On Jan. 9, 2020, the appeals court denied Pinkerton’s request to dismiss, meaning UCC can move forward with its lawsuit and try to get paid.
Justices rejected Pinkerton’s contention that “because it did not sell legal services to the center, opposing counsel, or the trial courts, the commercial-speech exemption” in TCPA doesn’t apply.
Pinkerton’s argument “disregards the fact that the business of selling legal services and the business of buying or selling other goods or services are not mutually exclusive activities,” Justice Gordon Goodman wrote. “Here, Pinkerton is alleged to have agreed to pay the center to screen Pinkerton’s clients and provide Pinkerton with the screening results. Nothing indicates that anyone other than Pinkerton had agreed to compensate the center for those services, and all communications relevant to the transaction occurred between Pinkerton and the center. With respect to the communications on which the claims are based, the center was the intended audience or recipient. As a result, the center satisfied its burden to show that the commercial-speech exemption applies here.”

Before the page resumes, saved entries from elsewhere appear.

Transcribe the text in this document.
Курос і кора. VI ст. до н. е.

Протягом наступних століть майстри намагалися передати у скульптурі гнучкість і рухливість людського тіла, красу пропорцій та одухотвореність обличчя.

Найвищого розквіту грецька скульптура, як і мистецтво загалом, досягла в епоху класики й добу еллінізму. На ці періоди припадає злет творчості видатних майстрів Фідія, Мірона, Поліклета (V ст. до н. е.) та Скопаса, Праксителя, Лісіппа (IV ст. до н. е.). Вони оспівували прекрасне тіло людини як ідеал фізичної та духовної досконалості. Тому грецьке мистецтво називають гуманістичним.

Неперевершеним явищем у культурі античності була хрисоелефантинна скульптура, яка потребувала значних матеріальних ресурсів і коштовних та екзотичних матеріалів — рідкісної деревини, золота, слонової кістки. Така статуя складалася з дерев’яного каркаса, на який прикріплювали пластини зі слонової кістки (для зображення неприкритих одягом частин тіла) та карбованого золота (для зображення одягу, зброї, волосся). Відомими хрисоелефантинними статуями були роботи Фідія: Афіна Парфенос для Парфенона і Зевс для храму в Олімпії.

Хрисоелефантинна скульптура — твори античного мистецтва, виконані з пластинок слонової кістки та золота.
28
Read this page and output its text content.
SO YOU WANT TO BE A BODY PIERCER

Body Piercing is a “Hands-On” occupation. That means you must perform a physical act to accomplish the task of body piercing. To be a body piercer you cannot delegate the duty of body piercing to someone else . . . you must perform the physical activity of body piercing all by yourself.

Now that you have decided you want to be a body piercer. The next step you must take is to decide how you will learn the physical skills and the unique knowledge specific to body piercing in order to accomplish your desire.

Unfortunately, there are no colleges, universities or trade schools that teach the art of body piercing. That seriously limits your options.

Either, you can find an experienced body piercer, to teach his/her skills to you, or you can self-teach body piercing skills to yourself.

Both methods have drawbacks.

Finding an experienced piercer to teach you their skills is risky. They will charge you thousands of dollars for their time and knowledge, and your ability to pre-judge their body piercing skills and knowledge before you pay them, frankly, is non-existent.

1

But that hasn’t quelled concerns over misuse of the TCPA. Despite the victory, Lamar Treadwell, UCC’s attorney, said in a written statement to Texas Medicine that “too-liberal” enforcement of the TCPA has led to unintended consequences, and it’s up to lawmakers to stop that trend.
Writing generally about physician-attorney legal battles over these types of payment contracts, Mr. Treadwell said: “You now have the proverbial Dead Heat on a Merry-Go-Round of untenable delay and cost that may mean the end to the good faith that made [letters of protection] workable. Everyone loses, and the TCPA has caused economic harm to the medical and legal systems. … Only the Texas Legislature can fix this runaway law.”
Legal articles in Texas Medicine are intended to help physicians understand the law by providing legal information on selected topics. These articles are published with the understanding that TMA is not engaged in providing legal advice. When dealing with specific legal matters, readers should seek assistance from their attorneys.